When Should a Provider Have a Patient Sign an ABN?

The Advance Beneficiary Notice of Noncoverage (ABN) is a mandatory document used by providers serving Medicare Fee-For-Service beneficiaries. Its primary function is to inform the patient before a service is rendered that Medicare may not cover the cost of that specific item or service. The ABN is legally required if the provider expects Medicare to deny a claim for a service that is otherwise typically covered. By signing, the patient acknowledges this potential denial and agrees to accept financial responsibility if it occurs.

Issuing the ABN When Coverage is Uncertain

The ABN is designed for situations where a service is generally a Medicare benefit, but the provider reasonably believes the claim will be denied for a specific reason in the patient’s individual case. Mandatory use of the ABN is crucial for a provider to transfer financial liability to the patient upon denial. Without a valid ABN, the provider cannot bill the patient if Medicare refuses payment.

The most common reason for a required ABN is a lack of medical necessity. Medical necessity is determined by Medicare’s National Coverage Determinations (NCDs) and Local Coverage Determinations (LCDs), which specify the clinical criteria for coverage. If a provider believes a service does not meet these established criteria for the patient’s diagnosis, an ABN must be issued.

Another frequent trigger for the ABN is when the patient’s utilization exceeds frequency limits. For example, if Medicare covers a diagnostic test only once every six months, recommending the test sooner requires an ABN. The ABN is also necessary if the service does not comply with Medicare rules, such as a patient continuing home health services after they no longer meet the “homebound” requirement.

The ABN is mandatory in these cases if the provider intends to bill the patient following a Medicare denial. The form ensures the beneficiary is aware of the potential out-of-pocket costs before deciding to proceed with the service. Providers are prohibited from issuing an ABN as a routine, blanket practice, as they must have a specific, reasonable expectation of denial for the notice to be valid.
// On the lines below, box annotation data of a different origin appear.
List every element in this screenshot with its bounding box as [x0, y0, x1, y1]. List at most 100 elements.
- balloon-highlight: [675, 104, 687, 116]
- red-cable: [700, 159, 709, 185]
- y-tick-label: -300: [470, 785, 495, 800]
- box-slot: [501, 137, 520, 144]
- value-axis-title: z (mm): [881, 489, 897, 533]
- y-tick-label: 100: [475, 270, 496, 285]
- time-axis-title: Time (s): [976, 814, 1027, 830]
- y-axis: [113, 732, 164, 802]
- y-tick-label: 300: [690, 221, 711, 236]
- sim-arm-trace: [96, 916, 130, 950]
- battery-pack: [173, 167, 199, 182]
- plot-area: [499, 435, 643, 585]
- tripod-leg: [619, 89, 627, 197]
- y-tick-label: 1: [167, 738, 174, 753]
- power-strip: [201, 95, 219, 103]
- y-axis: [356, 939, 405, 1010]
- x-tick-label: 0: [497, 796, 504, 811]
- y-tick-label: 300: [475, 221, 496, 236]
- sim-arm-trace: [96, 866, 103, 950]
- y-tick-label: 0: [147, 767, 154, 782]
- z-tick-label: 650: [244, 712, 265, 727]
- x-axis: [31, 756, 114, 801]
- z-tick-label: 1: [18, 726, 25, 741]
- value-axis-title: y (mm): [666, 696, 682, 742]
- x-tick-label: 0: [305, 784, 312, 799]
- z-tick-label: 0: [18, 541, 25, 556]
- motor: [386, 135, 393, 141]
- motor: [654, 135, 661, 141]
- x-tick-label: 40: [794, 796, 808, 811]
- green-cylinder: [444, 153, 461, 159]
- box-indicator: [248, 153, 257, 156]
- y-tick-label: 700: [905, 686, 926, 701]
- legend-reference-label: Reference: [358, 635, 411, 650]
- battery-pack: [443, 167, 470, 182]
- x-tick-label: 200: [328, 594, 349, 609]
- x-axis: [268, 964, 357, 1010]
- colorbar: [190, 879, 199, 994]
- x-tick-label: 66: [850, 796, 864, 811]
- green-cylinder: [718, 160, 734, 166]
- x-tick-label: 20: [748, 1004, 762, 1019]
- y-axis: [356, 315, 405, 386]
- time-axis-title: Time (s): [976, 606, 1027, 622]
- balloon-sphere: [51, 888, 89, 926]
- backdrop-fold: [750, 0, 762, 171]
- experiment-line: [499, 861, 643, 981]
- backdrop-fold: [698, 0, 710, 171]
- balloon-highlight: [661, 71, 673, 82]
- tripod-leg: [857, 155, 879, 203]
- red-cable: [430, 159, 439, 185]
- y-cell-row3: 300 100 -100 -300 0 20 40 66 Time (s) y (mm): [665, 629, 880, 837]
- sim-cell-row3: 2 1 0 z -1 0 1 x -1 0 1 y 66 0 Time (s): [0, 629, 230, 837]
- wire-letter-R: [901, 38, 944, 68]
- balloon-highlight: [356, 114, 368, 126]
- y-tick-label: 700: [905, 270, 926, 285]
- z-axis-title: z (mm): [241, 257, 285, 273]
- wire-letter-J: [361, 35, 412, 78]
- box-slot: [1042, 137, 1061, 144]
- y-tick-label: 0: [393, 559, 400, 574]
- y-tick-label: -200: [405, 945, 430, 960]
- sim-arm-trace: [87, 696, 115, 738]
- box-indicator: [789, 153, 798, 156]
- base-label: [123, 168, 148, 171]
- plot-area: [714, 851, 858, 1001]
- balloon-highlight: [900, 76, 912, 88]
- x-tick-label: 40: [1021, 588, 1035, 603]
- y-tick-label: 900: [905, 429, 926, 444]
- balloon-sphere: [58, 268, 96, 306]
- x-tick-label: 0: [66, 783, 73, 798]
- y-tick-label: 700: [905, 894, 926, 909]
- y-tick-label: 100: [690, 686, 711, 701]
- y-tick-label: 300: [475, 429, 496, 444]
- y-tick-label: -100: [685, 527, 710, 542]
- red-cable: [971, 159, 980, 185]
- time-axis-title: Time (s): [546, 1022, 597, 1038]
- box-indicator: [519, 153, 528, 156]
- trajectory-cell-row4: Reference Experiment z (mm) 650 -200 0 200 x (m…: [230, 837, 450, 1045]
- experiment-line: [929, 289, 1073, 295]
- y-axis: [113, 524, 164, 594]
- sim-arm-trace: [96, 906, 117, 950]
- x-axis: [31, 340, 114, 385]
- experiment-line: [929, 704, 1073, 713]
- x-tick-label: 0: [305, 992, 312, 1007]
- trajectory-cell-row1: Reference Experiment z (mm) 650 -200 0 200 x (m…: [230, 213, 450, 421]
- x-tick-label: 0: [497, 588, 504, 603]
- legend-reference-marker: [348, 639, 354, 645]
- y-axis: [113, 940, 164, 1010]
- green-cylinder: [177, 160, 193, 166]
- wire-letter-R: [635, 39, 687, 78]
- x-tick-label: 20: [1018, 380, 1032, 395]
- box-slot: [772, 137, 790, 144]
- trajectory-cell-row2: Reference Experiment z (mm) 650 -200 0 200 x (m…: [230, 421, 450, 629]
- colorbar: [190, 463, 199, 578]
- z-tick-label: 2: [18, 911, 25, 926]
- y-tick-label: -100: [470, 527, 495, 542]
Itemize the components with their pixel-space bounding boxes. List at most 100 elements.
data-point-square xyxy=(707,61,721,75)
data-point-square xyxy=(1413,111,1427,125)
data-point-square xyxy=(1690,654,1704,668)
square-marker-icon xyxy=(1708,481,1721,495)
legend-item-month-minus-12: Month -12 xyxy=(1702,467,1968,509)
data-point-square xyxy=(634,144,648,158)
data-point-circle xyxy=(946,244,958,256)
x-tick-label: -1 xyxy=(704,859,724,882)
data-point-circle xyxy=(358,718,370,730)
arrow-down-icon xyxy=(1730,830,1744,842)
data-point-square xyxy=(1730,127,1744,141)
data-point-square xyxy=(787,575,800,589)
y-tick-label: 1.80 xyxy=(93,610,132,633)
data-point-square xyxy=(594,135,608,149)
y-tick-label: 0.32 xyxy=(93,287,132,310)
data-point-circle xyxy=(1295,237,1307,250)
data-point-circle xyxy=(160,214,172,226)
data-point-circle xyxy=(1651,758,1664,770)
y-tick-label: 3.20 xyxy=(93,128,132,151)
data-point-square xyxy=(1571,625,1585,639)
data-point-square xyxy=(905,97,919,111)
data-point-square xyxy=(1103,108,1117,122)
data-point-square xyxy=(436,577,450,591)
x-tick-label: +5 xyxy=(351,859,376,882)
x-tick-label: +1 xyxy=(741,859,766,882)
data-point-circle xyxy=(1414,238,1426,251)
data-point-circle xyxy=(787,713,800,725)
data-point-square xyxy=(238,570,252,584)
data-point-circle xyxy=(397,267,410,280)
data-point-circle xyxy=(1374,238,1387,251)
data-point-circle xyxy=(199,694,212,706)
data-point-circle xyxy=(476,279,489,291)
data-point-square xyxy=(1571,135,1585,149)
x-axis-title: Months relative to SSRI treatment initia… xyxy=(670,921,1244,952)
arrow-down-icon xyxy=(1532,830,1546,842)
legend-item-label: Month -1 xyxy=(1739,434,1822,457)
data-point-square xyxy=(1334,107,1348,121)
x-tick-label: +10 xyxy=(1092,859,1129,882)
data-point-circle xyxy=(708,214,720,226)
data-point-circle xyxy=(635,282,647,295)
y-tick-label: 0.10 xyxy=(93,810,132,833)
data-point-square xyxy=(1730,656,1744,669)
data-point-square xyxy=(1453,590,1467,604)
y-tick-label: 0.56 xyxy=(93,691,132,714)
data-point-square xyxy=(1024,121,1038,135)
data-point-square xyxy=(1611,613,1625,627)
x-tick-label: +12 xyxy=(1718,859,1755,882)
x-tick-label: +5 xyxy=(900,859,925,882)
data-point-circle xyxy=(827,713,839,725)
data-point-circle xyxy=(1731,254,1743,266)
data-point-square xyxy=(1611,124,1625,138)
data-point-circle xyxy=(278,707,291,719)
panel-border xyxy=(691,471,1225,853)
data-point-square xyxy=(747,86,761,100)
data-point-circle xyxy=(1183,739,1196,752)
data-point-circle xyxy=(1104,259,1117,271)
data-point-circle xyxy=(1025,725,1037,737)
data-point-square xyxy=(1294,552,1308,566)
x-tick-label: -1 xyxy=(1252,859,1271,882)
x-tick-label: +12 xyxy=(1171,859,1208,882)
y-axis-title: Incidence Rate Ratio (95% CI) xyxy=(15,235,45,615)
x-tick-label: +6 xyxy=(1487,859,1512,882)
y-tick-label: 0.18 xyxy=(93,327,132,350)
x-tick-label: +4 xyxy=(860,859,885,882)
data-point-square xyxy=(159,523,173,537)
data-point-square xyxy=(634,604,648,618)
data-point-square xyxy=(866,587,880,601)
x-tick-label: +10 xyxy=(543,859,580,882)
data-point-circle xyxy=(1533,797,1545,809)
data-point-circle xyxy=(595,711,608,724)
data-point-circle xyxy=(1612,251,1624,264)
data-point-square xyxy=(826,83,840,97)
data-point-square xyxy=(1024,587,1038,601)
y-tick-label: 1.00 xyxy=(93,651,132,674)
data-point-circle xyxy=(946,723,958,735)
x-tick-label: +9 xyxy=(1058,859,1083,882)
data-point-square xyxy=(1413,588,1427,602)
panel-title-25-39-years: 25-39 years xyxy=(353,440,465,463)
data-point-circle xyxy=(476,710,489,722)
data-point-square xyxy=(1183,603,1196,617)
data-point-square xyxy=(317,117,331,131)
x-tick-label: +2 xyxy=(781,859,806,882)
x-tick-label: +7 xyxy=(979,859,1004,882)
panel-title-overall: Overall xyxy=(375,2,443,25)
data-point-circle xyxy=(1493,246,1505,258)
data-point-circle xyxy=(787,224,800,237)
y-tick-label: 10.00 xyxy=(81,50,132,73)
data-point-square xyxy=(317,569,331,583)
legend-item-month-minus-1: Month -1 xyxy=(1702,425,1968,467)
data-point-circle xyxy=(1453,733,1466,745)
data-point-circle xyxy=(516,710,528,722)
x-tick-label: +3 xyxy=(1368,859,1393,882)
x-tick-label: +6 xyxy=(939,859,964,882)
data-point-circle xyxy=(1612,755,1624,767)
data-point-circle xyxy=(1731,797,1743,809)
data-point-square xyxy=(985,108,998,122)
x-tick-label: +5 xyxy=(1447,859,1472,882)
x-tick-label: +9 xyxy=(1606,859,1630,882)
Scenarios Where the ABN Should Not Be Used

The ABN is a specific compliance tool and is not intended as a general liability waiver for all non-covered services. Providers should not use the ABN for services that are statutory exclusions, meaning Medicare never pays for them under any circumstances. Since these services are permanently excluded by law, they are not a benefit of Medicare.

Examples of statutorily excluded services include most cosmetic surgery, routine foot care, hearing aids, and dental care. Because Medicare never covers these items, a provider cannot have a “reasonable belief” that a claim will be denied. Using the official ABN form in these situations is inappropriate and can confuse the patient, though a simple non-ABN financial responsibility notice may be recommended.

The ABN is strictly for Medicare Fee-for-Service beneficiaries and is not appropriate for patients enrolled in Medicare Advantage (Part C) plans. Medicare Advantage plans use their own required notices, such as the Integrated Denial Notice (IDN). Furthermore, an ABN cannot be used to shift liability to a patient due to administrative or billing failures, such as improper coding or a missing certification.

Proper Timing and Patient Responsibilities

The validity of the ABN depends on proper timing, requiring the provider to issue the notice before the item or service is provided. This advance notice gives the patient adequate time to understand the potential financial consequences and make an informed decision. Presenting the ABN while the patient is under duress or in an emergency situation is prohibited.

The patient is presented with three options on the ABN form. Option 1 allows the patient to receive the service and requires the provider to submit a claim to Medicare for an official coverage decision. Selecting this option transfers financial liability to the patient upon denial, but it preserves the patient’s right to appeal.

Option 2 permits the patient to receive the service but instructs the provider not to bill Medicare. The patient agrees to pay for the service out-of-pocket, and since no claim is submitted, there is no right to an appeal. Option 3 is the refusal option, where the patient declines to receive the service or item, meaning they will not be responsible for payment, and the service will not be performed.